KMWX

Abilene, Texas; United States;
- Broadcast area: Abilene, Texas
- Frequency: 92.5 MHz
- Branding: 92.5 The Ranch

Programming
- Format: Red dirt country
- Affiliations: Houston Texans Radio Network

Ownership
- Owner: Townsquare Media; (Townsquare License, LLC);
- Sister stations: KEAN-FM, KEYJ-FM, KULL, KYYW

History
- First air date: 1997 (as KROW)
- Former call signs: KFXJ (1989–1997) KROW (1997–1998) KULL (1998–2012)
- Call sign meaning: Similar to "mix" (former branding)

Technical information
- Licensing authority: FCC
- Facility ID: 22158
- Class: C2
- ERP: 27,500 watts
- HAAT: 202 meters (663 ft)

Links
- Public license information: Public file; LMS;
- Webcast: Listen Live
- Website: 925theranch.com

= KMWX =

KMWX (92.5 FM) is a commercial radio station located in Abilene, Texas.
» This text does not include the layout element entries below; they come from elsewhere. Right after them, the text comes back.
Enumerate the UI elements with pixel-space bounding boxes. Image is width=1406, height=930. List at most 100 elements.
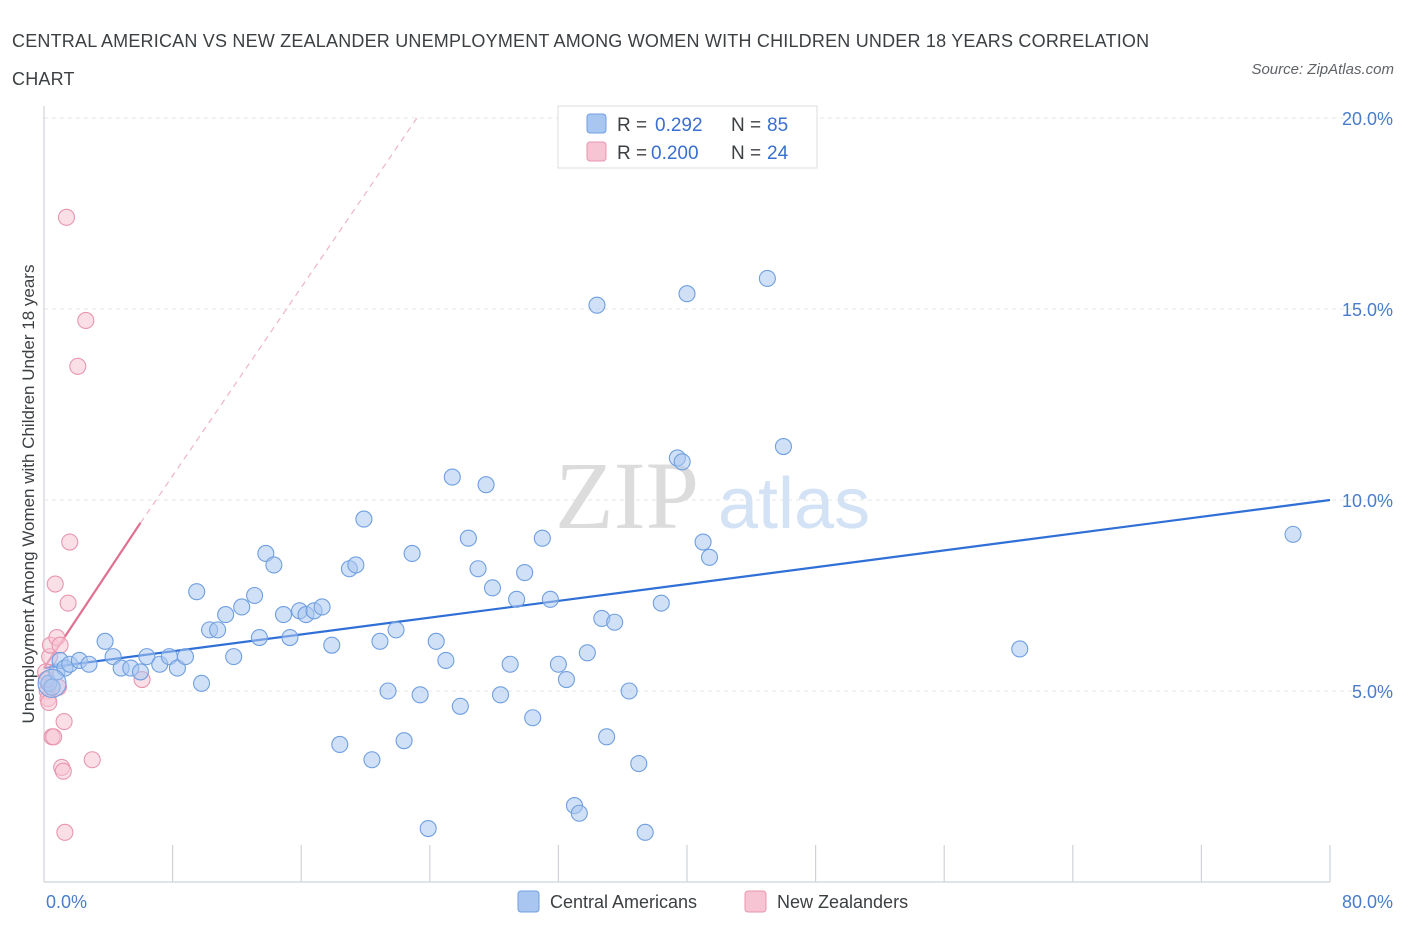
data-point-central-americans [192,674,211,692]
data-point-central-americans [588,296,606,314]
data-point-central-americans [225,648,243,666]
data-point-central-americans [246,586,264,605]
data-point-central-americans [217,606,235,624]
data-point-central-americans [80,655,98,673]
legend-n-label: N = [731,143,761,164]
legend-n-value: 85 [767,115,788,136]
data-point-new-zealanders [45,728,63,746]
legend-r-label: R = [617,115,647,136]
data-point-central-americans [419,819,437,838]
data-point-central-americans [281,628,299,647]
data-point-central-americans [606,613,624,631]
data-point-central-americans [379,682,397,700]
data-point-central-americans [176,648,195,666]
data-point-central-americans [188,583,206,601]
data-point-central-americans [469,560,487,578]
data-point-central-americans [477,476,495,494]
source-label: Source: ZipAtlas.com [1251,61,1394,78]
data-point-central-americans [37,668,67,698]
data-point-central-americans [491,686,510,704]
data-point-central-americans [443,468,461,486]
legend-r-value: 0.292 [655,115,703,136]
y-tick-label: 10.0% [1342,491,1393,511]
data-point-central-americans [533,529,551,547]
data-point-central-americans [363,751,381,769]
data-point-central-americans [501,655,519,673]
watermark: ZIP atlas [555,442,870,549]
data-point-central-americans [673,453,691,471]
data-point-new-zealanders [77,311,95,330]
data-point-central-americans [694,533,712,551]
trend-line-new-zealanders-extended [139,117,418,524]
data-point-central-americans [774,437,793,456]
data-point-central-americans [758,269,776,287]
data-point-new-zealanders [54,762,72,780]
chart-title: CENTRAL AMERICAN VS NEW ZEALANDER UNEMPL… [12,31,1150,89]
data-point-central-americans [1011,640,1029,658]
data-point-central-americans [138,648,156,666]
data-point-central-americans [541,590,559,608]
x-tick-label-max: 80.0% [1342,892,1393,912]
y-tick-label: 5.0% [1352,682,1393,702]
x-tick-label-min: 0.0% [46,892,87,912]
data-point-central-americans [347,556,365,574]
legend-n-label: N = [731,115,761,136]
data-point-central-americans [411,686,429,704]
data-point-central-americans [387,621,405,639]
data-point-central-americans [1284,525,1302,543]
data-point-central-americans [483,579,502,597]
data-point-central-americans [459,529,477,547]
data-point-central-americans [620,682,638,700]
legend-n-value: 24 [767,143,789,164]
points-new-zealanders [37,208,151,841]
data-point-central-americans [233,598,251,616]
legend-swatch-new-zealanders [586,141,607,162]
data-point-central-americans [427,632,445,650]
data-point-central-americans [265,556,283,574]
data-point-central-americans [403,544,421,563]
y-tick-label: 20.0% [1342,109,1393,129]
data-point-central-americans [524,709,542,727]
data-point-central-americans [96,632,114,650]
bottom-legend: Central Americans New Zealanders [517,890,908,913]
trend-lines [43,117,1331,670]
y-tick-label: 15.0% [1342,300,1393,320]
data-point-new-zealanders [59,594,77,612]
data-point-central-americans [508,590,526,608]
data-point-central-americans [636,823,654,841]
data-point-central-americans [131,663,149,681]
data-point-central-americans [43,678,61,696]
data-point-new-zealanders [83,751,101,769]
data-point-central-americans [630,755,648,773]
data-point-central-americans [578,644,596,662]
data-point-central-americans [323,636,341,654]
data-point-central-americans [700,548,719,566]
y-axis-label: Unemployment Among Women with Children U… [19,265,38,724]
data-point-central-americans [437,651,455,669]
data-point-new-zealanders [56,823,74,841]
data-point-central-americans [395,732,413,750]
legend: R = 0.292 N = 85 R = 0.200 N = 24 [557,105,818,169]
data-point-central-americans [557,670,575,689]
data-point-central-americans [570,804,588,822]
legend-r-value: 0.200 [651,143,699,164]
data-point-new-zealanders [51,636,69,654]
bottom-legend-swatch-new-zealanders [744,890,767,913]
data-point-new-zealanders [61,533,79,551]
x-ticks [172,845,1331,882]
data-point-central-americans [274,606,293,624]
data-point-central-americans [678,285,696,303]
data-point-central-americans [209,621,227,639]
data-point-central-americans [371,632,389,650]
data-point-central-americans [250,628,268,647]
data-point-central-americans [355,510,373,528]
data-point-central-americans [516,564,534,582]
data-point-central-americans [598,728,616,746]
bottom-legend-label-new-zealanders: New Zealanders [777,892,908,912]
data-point-new-zealanders [69,357,87,375]
legend-r-label: R = [617,143,647,164]
watermark-atlas: atlas [718,464,870,544]
data-point-central-americans [451,697,469,715]
y-tick-labels: 5.0% 10.0% 15.0% 20.0% [1342,109,1393,702]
KMWX airs a red dirt country music format branded as "92.5 The Ranch".

==History==
KULL aired an oldies music format branded as "Kool 92" until April 11, 2005. In 2005, it became Mix 92.5 with a hot adult contemporary format. Over the years, the format meandered between soft and hot adult contemporary but under GAP Broadcasting and Townsquare media the company classified the format at HOT AC. The call sign changed. The oldies format that had been on 92.5 resurfaced on KULL-FM at 100.7.

On January 9, 2023, the station flipped to a Texas and red dirt country format as "92.5 The Ranch", assuming the main signal in a simulcast with sister station KSLI.